Die AfD ist wohl die am besten in sozialen Medien vernetzte Partei Deutschlands. 240 000 Fans hat sie auf Facebook, doppelt so viele wie die CDU. Die Alternative hat sich dort ein richtiges kleines Paralleluniversum aufgebaut - Sympathisanten tauschen sich aus, teilen politische Beiträge oder lästern einfach nur über "Gesinnungsterror", "Gender-Gaga", "Asylchaos" und was sonst für sie alles verwerflich ist.
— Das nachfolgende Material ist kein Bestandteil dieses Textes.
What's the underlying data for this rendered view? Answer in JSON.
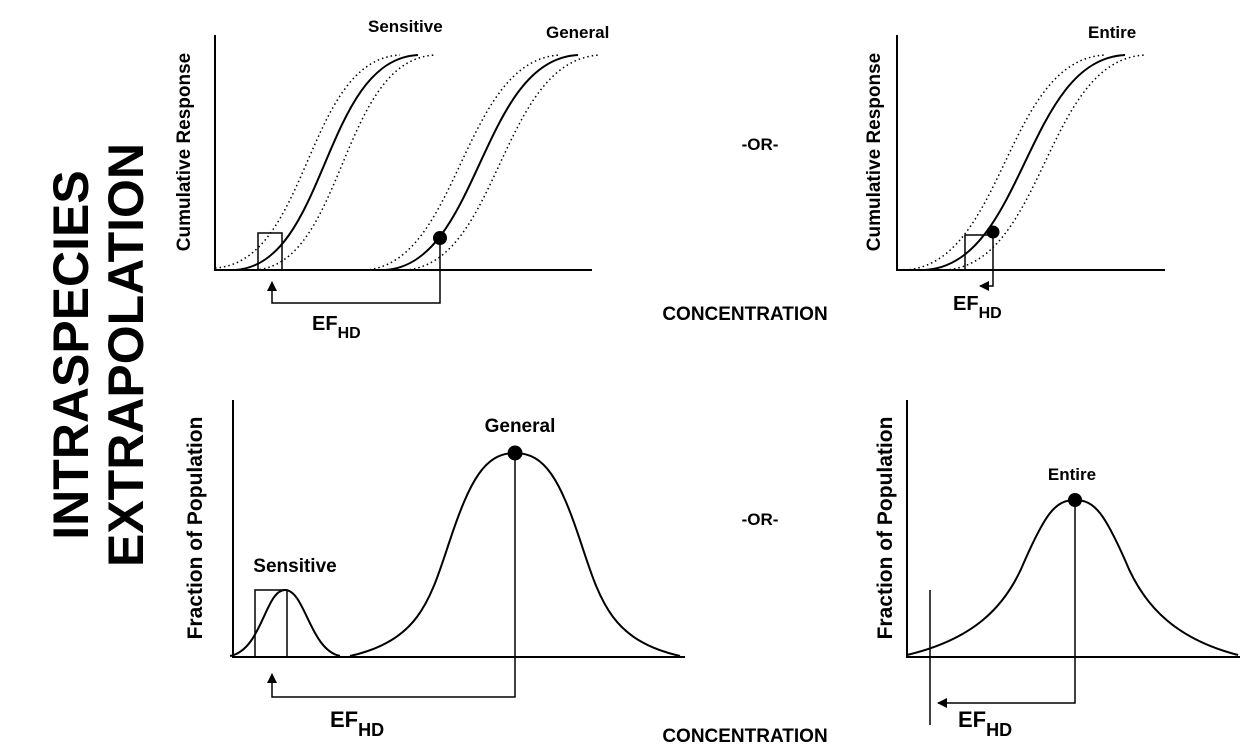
{
  "title_lines": [
    "INTRASPECIES",
    "EXTRAPOLATION"
  ],
  "separators": [
    "-OR-",
    "-OR-"
  ],
  "x_axis_labels": [
    "CONCENTRATION",
    "CONCENTRATION"
  ],
  "panels": [
    {
      "y_label": "Cumulative Response",
      "curve_labels": [
        "Sensitive",
        "General"
      ],
      "factor": {
        "main": "EF",
        "sub": "HD"
      }
    },
    {
      "y_label": "Cumulative Response",
      "curve_labels": [
        "Entire"
      ],
      "factor": {
        "main": "EF",
        "sub": "HD"
      }
    },
    {
      "y_label": "Fraction of Population",
      "curve_labels": [
        "General",
        "Sensitive"
      ],
      "factor": {
        "main": "EF",
        "sub": "HD"
      }
    },
    {
      "y_label": "Fraction of Population",
      "curve_labels": [
        "Entire"
      ],
      "factor": {
        "main": "EF",
        "sub": "HD"
      }
    }
  ]
}
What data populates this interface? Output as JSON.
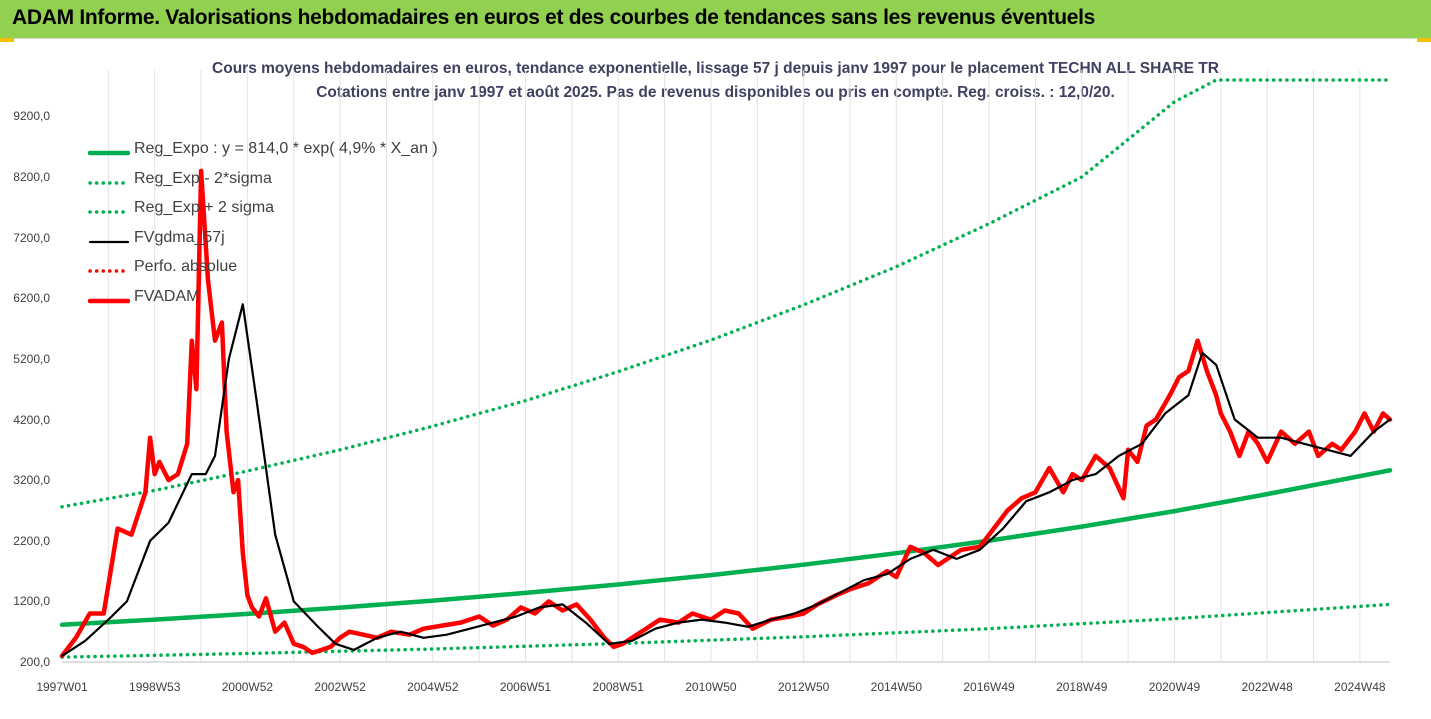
{
  "header": {
    "title": "ADAM Informe. Valorisations hebdomadaires en euros et des courbes de tendances sans les revenus éventuels"
  },
  "chart_data": {
    "type": "line",
    "title": "Cours moyens hebdomadaires en euros, tendance exponentielle, lissage 57 j depuis janv 1997 pour le placement TECHN ALL SHARE TR",
    "subtitle": "Cotations entre janv 1997 et août 2025. Pas de revenus disponibles ou pris en compte. Reg. croiss. : 12,0/20.",
    "ylim": [
      200,
      9800
    ],
    "y_ticks": [
      "200,0",
      "1200,0",
      "2200,0",
      "3200,0",
      "4200,0",
      "5200,0",
      "6200,0",
      "7200,0",
      "8200,0",
      "9200,0"
    ],
    "y_tick_values": [
      200,
      1200,
      2200,
      3200,
      4200,
      5200,
      6200,
      7200,
      8200,
      9200
    ],
    "x_ticks": [
      "1997W01",
      "1998W53",
      "2000W52",
      "2002W52",
      "2004W52",
      "2006W51",
      "2008W51",
      "2010W50",
      "2012W50",
      "2014W50",
      "2016W49",
      "2018W49",
      "2020W49",
      "2022W48",
      "2024W48"
    ],
    "x_tick_values": [
      1997.0,
      1999.0,
      2001.0,
      2003.0,
      2005.0,
      2007.0,
      2009.0,
      2011.0,
      2013.0,
      2015.0,
      2017.0,
      2019.0,
      2021.0,
      2023.0,
      2025.0
    ],
    "x_range": [
      1997.0,
      2025.65
    ],
    "grid": "vertical",
    "legend_position": "top-left",
    "series": [
      {
        "name": "Reg_Expo : y = 814,0 * exp( 4,9% *  X_an )",
        "color": "#00b050",
        "style": "solid-thick",
        "x": [
          1997.0,
          1999.0,
          2001.0,
          2003.0,
          2005.0,
          2007.0,
          2009.0,
          2011.0,
          2013.0,
          2015.0,
          2017.0,
          2019.0,
          2021.0,
          2023.0,
          2025.65
        ],
        "y": [
          814,
          899,
          993,
          1097,
          1212,
          1339,
          1479,
          1634,
          1805,
          1994,
          2203,
          2434,
          2689,
          2970,
          3362
        ]
      },
      {
        "name": "Reg_Exp - 2*sigma",
        "color": "#00b050",
        "style": "dotted",
        "x": [
          1997.0,
          2001.0,
          2005.0,
          2009.0,
          2013.0,
          2017.0,
          2021.0,
          2025.65
        ],
        "y": [
          280,
          340,
          415,
          505,
          615,
          750,
          915,
          1150
        ]
      },
      {
        "name": "Reg_Exp + 2 sigma",
        "color": "#00b050",
        "style": "dotted",
        "x": [
          1997.0,
          1999.0,
          2001.0,
          2003.0,
          2005.0,
          2007.0,
          2009.0,
          2011.0,
          2013.0,
          2015.0,
          2017.0,
          2019.0,
          2021.0,
          2021.9,
          2023.0,
          2025.65
        ],
        "y": [
          2760,
          3030,
          3350,
          3700,
          4090,
          4510,
          4990,
          5510,
          6090,
          6720,
          7430,
          8200,
          9440,
          9800,
          9800,
          9800
        ]
      },
      {
        "name": "FVgdma_57j",
        "color": "#000000",
        "style": "solid",
        "x": [
          1997.0,
          1997.5,
          1998.0,
          1998.4,
          1998.9,
          1999.3,
          1999.8,
          2000.1,
          2000.3,
          2000.6,
          2000.9,
          2001.2,
          2001.6,
          2002.0,
          2002.5,
          2002.9,
          2003.3,
          2003.8,
          2004.3,
          2004.8,
          2005.3,
          2005.8,
          2006.3,
          2006.8,
          2007.3,
          2007.8,
          2008.3,
          2008.8,
          2009.3,
          2009.8,
          2010.3,
          2010.8,
          2011.3,
          2011.8,
          2012.3,
          2012.8,
          2013.3,
          2013.8,
          2014.3,
          2014.8,
          2015.3,
          2015.8,
          2016.3,
          2016.8,
          2017.3,
          2017.8,
          2018.3,
          2018.8,
          2019.3,
          2019.8,
          2020.3,
          2020.8,
          2021.3,
          2021.6,
          2021.9,
          2022.3,
          2022.8,
          2023.3,
          2023.8,
          2024.3,
          2024.8,
          2025.3,
          2025.65
        ],
        "y": [
          300,
          550,
          900,
          1200,
          2200,
          2500,
          3300,
          3300,
          3600,
          5200,
          6100,
          4500,
          2300,
          1200,
          800,
          500,
          400,
          600,
          700,
          600,
          650,
          750,
          850,
          950,
          1100,
          1150,
          850,
          500,
          550,
          750,
          850,
          900,
          850,
          780,
          900,
          1000,
          1150,
          1350,
          1550,
          1650,
          1900,
          2050,
          1900,
          2050,
          2400,
          2850,
          3000,
          3200,
          3300,
          3600,
          3800,
          4300,
          4600,
          5300,
          5100,
          4200,
          3900,
          3900,
          3800,
          3700,
          3600,
          4000,
          4200
        ]
      },
      {
        "name": "Perfo. absolue",
        "color": "#ff0000",
        "style": "dotted",
        "x": [],
        "y": []
      },
      {
        "name": "FVADAM",
        "color": "#ff0000",
        "style": "solid-thick",
        "x": [
          1997.0,
          1997.3,
          1997.6,
          1997.9,
          1998.2,
          1998.5,
          1998.8,
          1998.9,
          1999.0,
          1999.1,
          1999.3,
          1999.5,
          1999.7,
          1999.8,
          1999.9,
          2000.0,
          2000.15,
          2000.3,
          2000.45,
          2000.55,
          2000.7,
          2000.8,
          2000.9,
          2001.0,
          2001.1,
          2001.25,
          2001.4,
          2001.6,
          2001.8,
          2002.0,
          2002.2,
          2002.4,
          2002.6,
          2002.8,
          2003.0,
          2003.2,
          2003.5,
          2003.8,
          2004.1,
          2004.5,
          2004.8,
          2005.2,
          2005.6,
          2006.0,
          2006.3,
          2006.6,
          2006.9,
          2007.2,
          2007.5,
          2007.8,
          2008.1,
          2008.4,
          2008.7,
          2008.9,
          2009.1,
          2009.5,
          2009.9,
          2010.3,
          2010.6,
          2011.0,
          2011.3,
          2011.6,
          2011.9,
          2012.3,
          2012.7,
          2013.0,
          2013.3,
          2013.7,
          2014.0,
          2014.4,
          2014.8,
          2015.0,
          2015.3,
          2015.6,
          2015.9,
          2016.1,
          2016.4,
          2016.8,
          2017.1,
          2017.4,
          2017.7,
          2018.0,
          2018.3,
          2018.6,
          2018.8,
          2019.0,
          2019.3,
          2019.6,
          2019.9,
          2020.0,
          2020.2,
          2020.4,
          2020.6,
          2020.9,
          2021.1,
          2021.3,
          2021.5,
          2021.7,
          2021.9,
          2022.0,
          2022.2,
          2022.4,
          2022.6,
          2022.8,
          2023.0,
          2023.3,
          2023.6,
          2023.9,
          2024.1,
          2024.4,
          2024.6,
          2024.9,
          2025.1,
          2025.3,
          2025.5,
          2025.65
        ],
        "y": [
          300,
          600,
          1000,
          1000,
          2400,
          2300,
          3000,
          3900,
          3300,
          3500,
          3200,
          3300,
          3800,
          5500,
          4700,
          8300,
          6500,
          5500,
          5800,
          4000,
          3000,
          3200,
          2000,
          1300,
          1100,
          950,
          1250,
          700,
          850,
          500,
          450,
          350,
          400,
          450,
          600,
          700,
          650,
          600,
          700,
          650,
          750,
          800,
          850,
          950,
          800,
          900,
          1100,
          1000,
          1200,
          1050,
          1150,
          900,
          600,
          450,
          500,
          700,
          900,
          850,
          1000,
          900,
          1050,
          1000,
          750,
          900,
          950,
          1000,
          1150,
          1300,
          1400,
          1500,
          1700,
          1600,
          2100,
          2000,
          1800,
          1900,
          2050,
          2100,
          2400,
          2700,
          2900,
          3000,
          3400,
          3000,
          3300,
          3200,
          3600,
          3400,
          2900,
          3700,
          3500,
          4100,
          4200,
          4600,
          4900,
          5000,
          5500,
          5000,
          4600,
          4300,
          4000,
          3600,
          4000,
          3800,
          3500,
          4000,
          3800,
          4000,
          3600,
          3800,
          3700,
          4000,
          4300,
          4000,
          4300,
          4200
        ]
      }
    ]
  }
}
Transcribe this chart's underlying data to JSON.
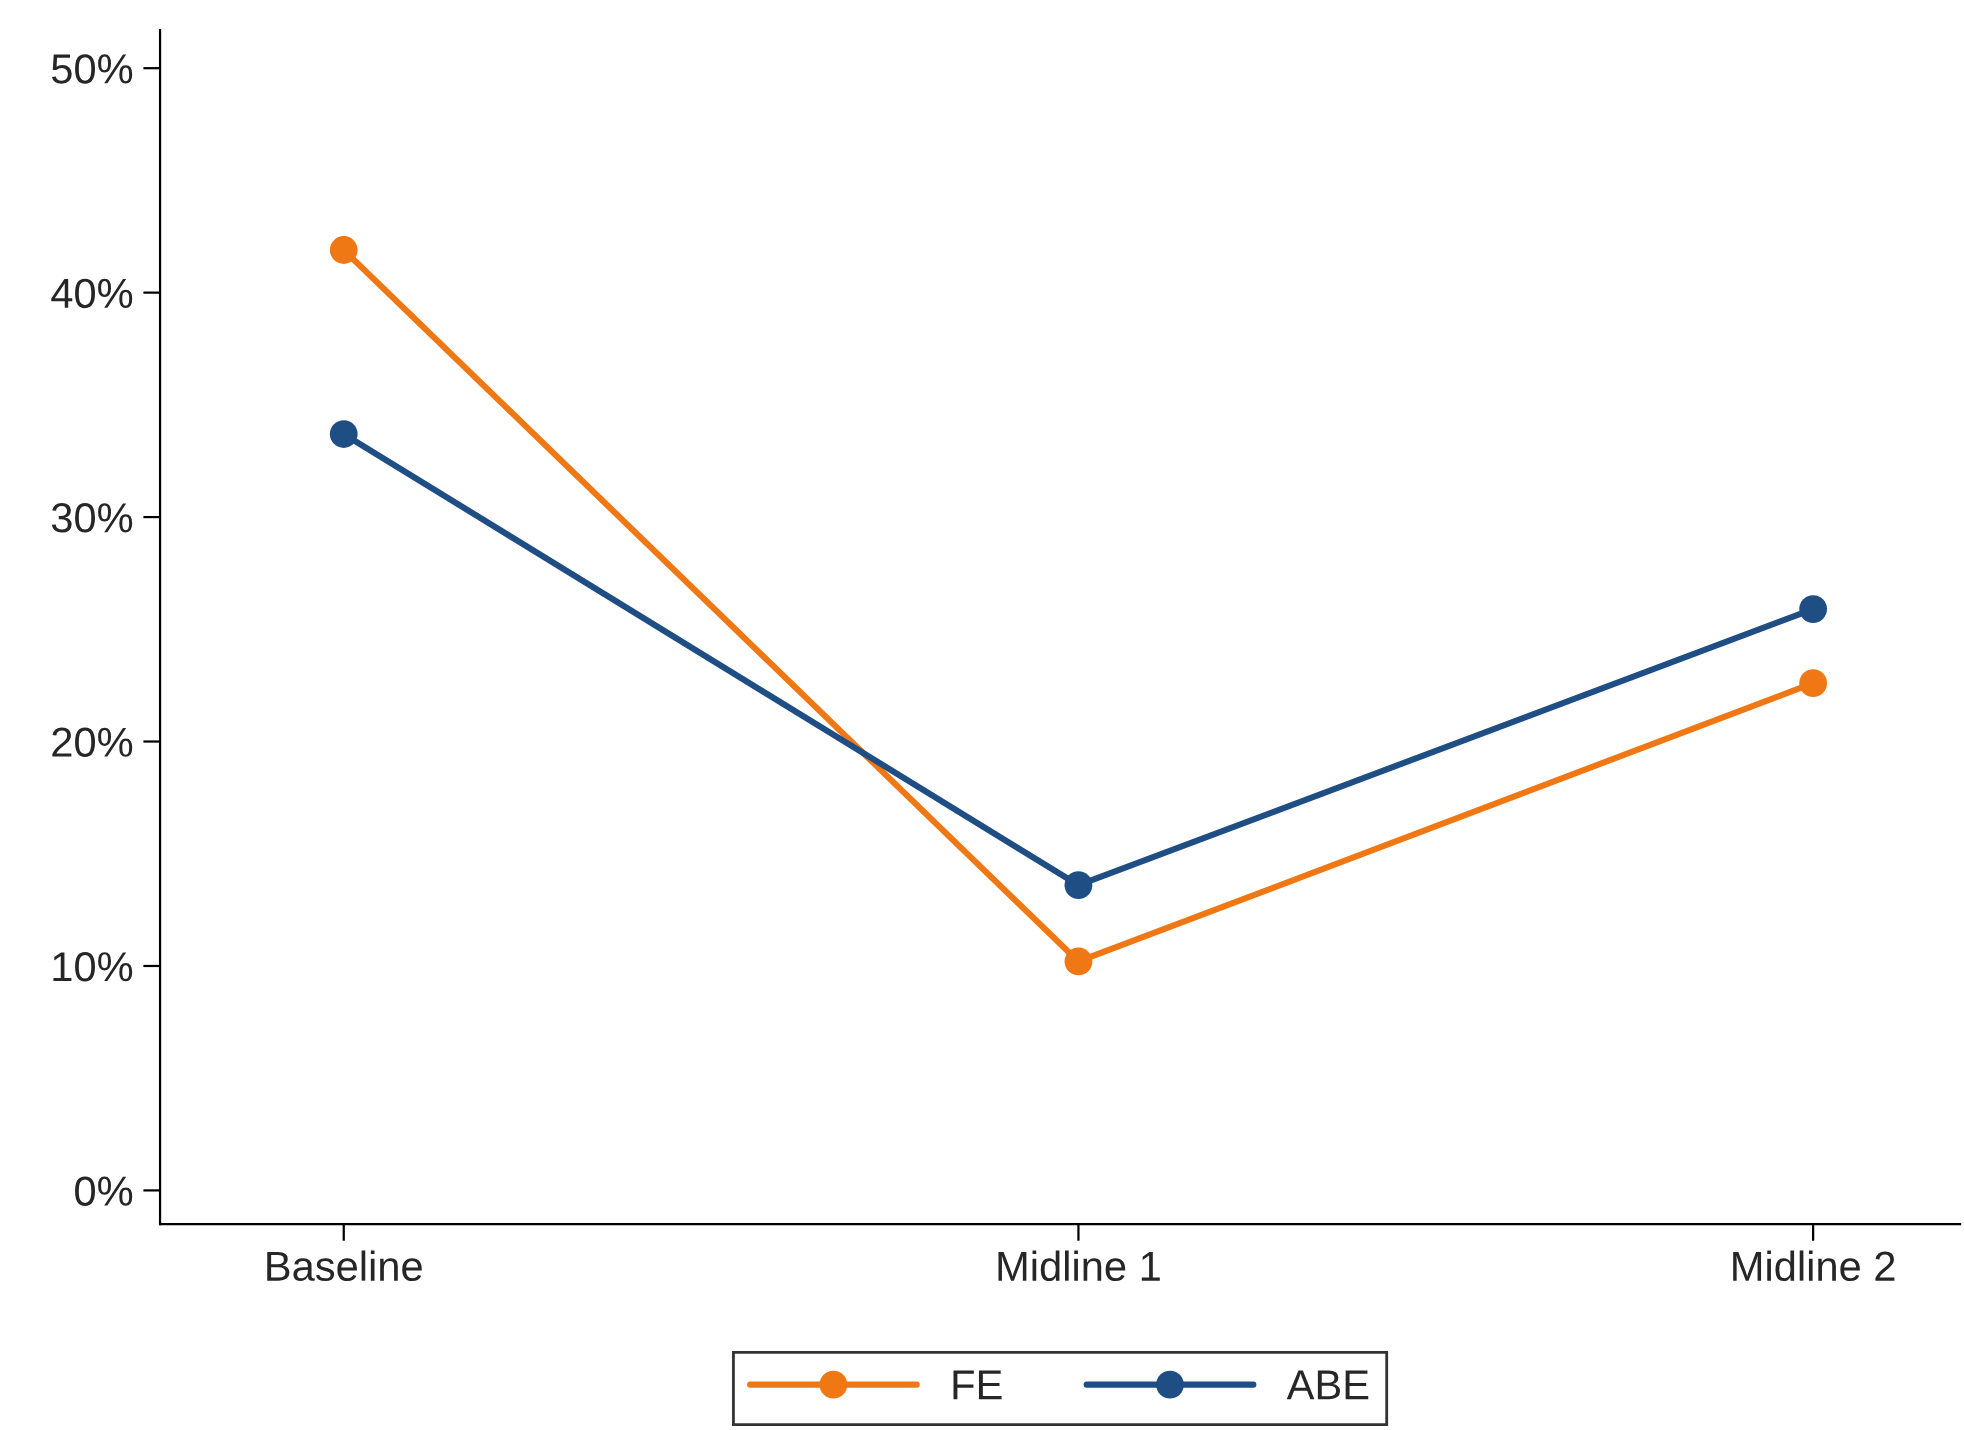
{
  "chart_data": {
    "type": "line",
    "categories": [
      "Baseline",
      "Midline 1",
      "Midline 2"
    ],
    "series": [
      {
        "name": "FE",
        "color": "#f07814",
        "values": [
          41.9,
          10.2,
          22.6
        ]
      },
      {
        "name": "ABE",
        "color": "#1f4e85",
        "values": [
          33.7,
          13.6,
          25.9
        ]
      }
    ],
    "ylim": [
      -1.5,
      51.7
    ],
    "yticks": [
      {
        "value": 0,
        "label": "0%"
      },
      {
        "value": 10,
        "label": "10%"
      },
      {
        "value": 20,
        "label": "20%"
      },
      {
        "value": 30,
        "label": "30%"
      },
      {
        "value": 40,
        "label": "40%"
      },
      {
        "value": 50,
        "label": "50%"
      }
    ],
    "marker": "circle",
    "line_style": "solid",
    "grid": false,
    "legend": "bottom"
  }
}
Der Zeit-Reporter Malte Henk hat sich für dieses lesenswerte Dossier unter falschem Namen tief hineinbegeben in diese Struktur. Sein Artikel zeigt, wie sich AfD-Anhänger eine eigene, abgeschottete Gedankenwelt schaffen - und die nicht gleichgesinnte Umwelt als feindlich empfinden.

Der Austausch mit Gleichgesinnten bringt ein Gefühl von Zusammenhalt, von politischer Aktivität, von gegenseitiger Bestätigung - alles unter dem Label "AfD". Was einzelne AfD-Politiker in einzelnen Landtagen machen, ist im Vergleich dazu vielleicht gar nicht so wichtig. Doch auch bei den Social-Media-Umtrieben bleibt es nicht.

4. Die Partei der donnernden Reden

Die AfD ist längst auch eine Partei, deren Spitzenpersonal donnernde Reden und das Einpeitschen ihrer Anhänger gut beherrscht. Die Codewörter, die wie von Malte Henk beschrieben in sozialen Medien durchexerziert werden, funktionieren auch im wahren Leben - auf Parteitagen, Versammlungen, in Gasthöfen und eben auf Wahlpartys.

Das zeigte zum Beispiel die Rede Björn Höckes auf der Wahlparty in Magdeburg. Die AfD-Anhänger stellte er als Löwen, als Kämpfer für das Gute dar. Wütend adressierte er (freilich folgenlose) Rücktrittsforderungen an Angela Merkel - und wie aus einem gut dirigierten Orchester erschallen als Antwort "Merkel muss weg"- Rufe. Die eigene Welt, die sich die AfD online kreiert hat, sie hat die Grenzen der sozialen Medien längst verlassen.